Take this job and shove it.
August 16, 2012 12:58 PM   Subscribe

Where can I read online stories of day-to-day work drudgery? Looking for true stories involving the Sunday Evening Blues™, sick feeling in the stomach upon arriving at work, wardrobe anxiety, things like that.

Sometimes I need to remind myself just how good I have it as a self-employed person. I occasionally have a sick need to relive the psychological hell that is the 40-hour office job (rather like hitting yourself in the head with a hammer, because it feels so good when you stop, don'tcha know.)

Bonus if it's a low-ish level office employee who wears uncomfortable office clothes and hates her (or his) coworkers. Stories of revenge are great. Please keep in mind i'm looking for white-collar drudgery, not miners' or road crew tales.

Thanks, wage-slaves!
posted by BostonTerrier to Work & Money (10 answers total) 31 users marked this as a favorite
 
I'm sure it's less entertaining than it was in LiveJournal's heydey, but The Society for Librarians Who Say "Motherfucker" is still alive and kicking.
posted by jabes at 1:03 PM on August 16, 2012 [2 favorites]


I like Not Always Right when I start to romanticize my retail and customer service days.
posted by Ghostride The Whip at 1:26 PM on August 16, 2012 [3 favorites]


Meeting Boy.
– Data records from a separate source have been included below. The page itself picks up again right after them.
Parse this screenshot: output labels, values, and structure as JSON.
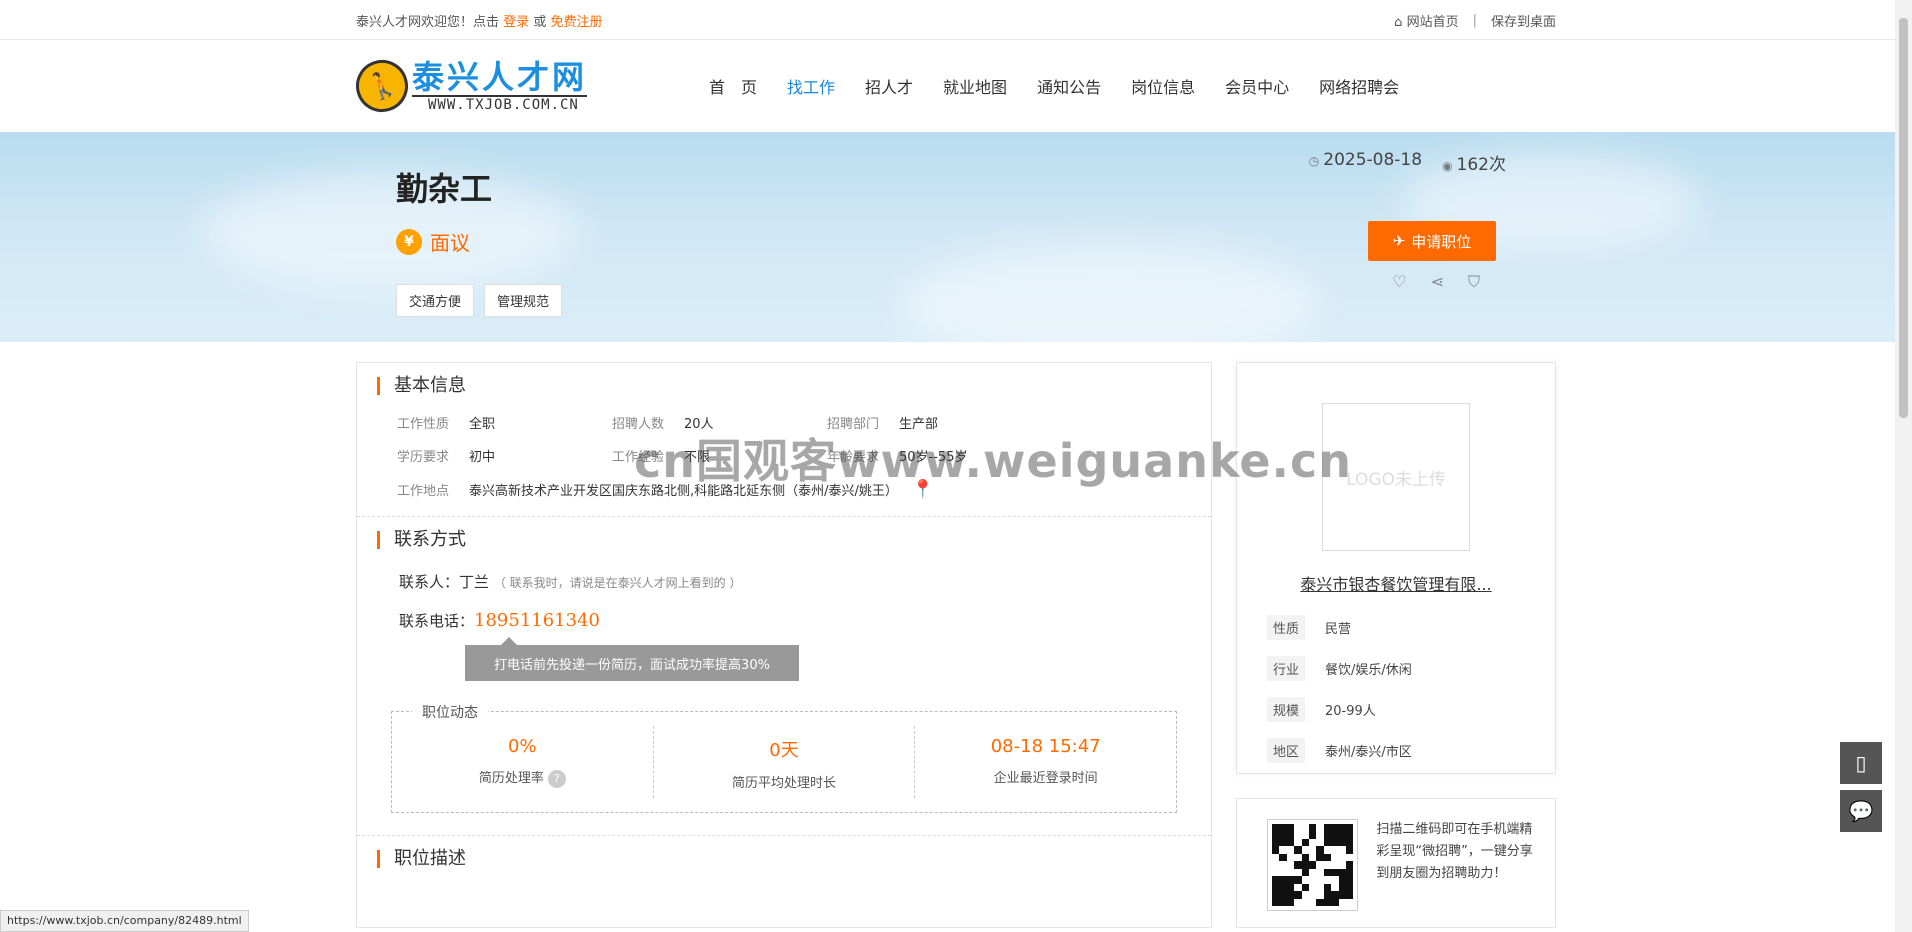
{
  "topbar": {
    "welcome": "泰兴人才网欢迎您！点击",
    "login": "登录",
    "or": "或",
    "register": "免费注册",
    "home": "网站首页",
    "separator": "|",
    "save_desktop": "保存到桌面"
  },
  "logo": {
    "title": "泰兴人才网",
    "url": "WWW.TXJOB.COM.CN"
  },
  "nav": [
    {
      "label": "首　页"
    },
    {
      "label": "找工作"
    },
    {
      "label": "招人才"
    },
    {
      "label": "就业地图"
    },
    {
      "label": "通知公告"
    },
    {
      "label": "岗位信息"
    },
    {
      "label": "会员中心"
    },
    {
      "label": "网络招聘会"
    }
  ],
  "job": {
    "title": "勤杂工",
    "salary_icon": "¥",
    "salary": "面议",
    "tags": [
      "交通方便",
      "管理规范"
    ],
    "date": "2025-08-18",
    "views": "162次",
    "apply": "申请职位"
  },
  "basic": {
    "title": "基本信息",
    "rows": [
      [
        {
          "label": "工作性质",
          "value": "全职"
        },
        {
          "label": "招聘人数",
          "value": "20人"
        },
        {
          "label": "招聘部门",
          "value": "生产部"
        }
      ],
      [
        {
          "label": "学历要求",
          "value": "初中"
        },
        {
          "label": "工作经验",
          "value": "不限"
        },
        {
          "label": "年龄要求",
          "value": "50岁--55岁"
        }
      ]
    ],
    "addr_label": "工作地点",
    "addr": "泰兴高新技术产业开发区国庆东路北侧,科能路北延东侧（泰州/泰兴/姚王）"
  },
  "contact": {
    "title": "联系方式",
    "person_label": "联系人：",
    "person": "丁兰",
    "hint": "（ 联系我时，请说是在泰兴人才网上看到的 ）",
    "phone_label": "联系电话：",
    "phone": "18951161340",
    "tooltip": "打电话前先投递一份简历，面试成功率提高30%"
  },
  "dynamic": {
    "title": "职位动态",
    "items": [
      {
        "value": "0%",
        "label": "简历处理率"
      },
      {
        "value": "0天",
        "label": "简历平均处理时长"
      },
      {
        "value": "08-18 15:47",
        "label": "企业最近登录时间"
      }
    ]
  },
  "desc_title": "职位描述",
  "company": {
    "logo_placeholder": "LOGO未上传",
    "name": "泰兴市银杏餐饮管理有限...",
    "rows": [
      {
        "key": "性质",
        "value": "民营"
      },
      {
        "key": "行业",
        "value": "餐饮/娱乐/休闲"
      },
      {
        "key": "规模",
        "value": "20-99人"
      },
      {
        "key": "地区",
        "value": "泰州/泰兴/市区"
      }
    ]
  },
  "qr": {
    "text": "扫描二维码即可在手机端精彩呈现“微招聘”，一键分享到朋友圈为招聘助力！"
  },
  "watermark": "cn国观客www.weiguanke.cn",
  "statusbar": "https://www.txjob.cn/company/82489.html",
  "icons": {
    "home": "home-icon",
    "clock": "clock-icon",
    "eye": "eye-icon",
    "send": "paper-plane-icon",
    "heart": "heart-icon",
    "share": "share-icon",
    "report": "shield-icon",
    "pin": "map-pin-icon",
    "mobile": "mobile-icon",
    "chat": "chat-icon"
  },
  "colors": {
    "accent": "#ff6a00",
    "nav_active": "#1787e0",
    "logo_blue": "#1d8fe0"
  }
}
Not many stories, but the crushing of the spirit carries through just fine.
posted by skittlekicks at 1:38 PM on August 16, 2012


And then we came to the end is a great portrait of early 00's office angst and drudgery.
posted by cosmicbandito at 1:52 PM on August 16, 2012 [2 favorites]


As a wage slave who hates it all, I actively avoid reading any stories about happy self-employed people because they make me sick; thus, I fully appreciate your desire in reverse.

Not literature exactly, but may I recommend Customers Suck.
posted by epanalepsis at 4:03 PM on August 16, 2012 [1 favorite]


I really loved Microserfs, and I remember the characters being likeable and not being totally drudge drudge work work in it, but it did show some interesting insights about working for the man during the Silicon Valley tech boom days. It's also just a good read.
posted by shortyJBot at 5:13 PM on August 16, 2012


“Blue Collar, White Collar, No Collar: Stories of Work” looks promising. Linked review also includes this lovely and all-too-brief chart of writers and their day jobs. Kafka's office life: "Writing reports such as 'Measures for Preventing Accidents from Wood Planing Machines.'"
posted by MonkeyToes at 6:11 PM on August 16, 2012


Also: Stories of really bad bosses.
posted by MonkeyToes at 6:14 PM on August 16, 2012


Oh god, self promotion is the worst. But it's just so relevant!
The Sea Monster.

To make up for that I also offer The House of Wigs, by Josh Allen. A once anonymous blog about a new copywriting job. It is not outright horror at the experience of work, but I always feel a kind of lonely desperation bubbling underneath all the jokes.
posted by distorte at 1:14 AM on August 17, 2012


David Foster Wallace's The Pale King might fit the bill.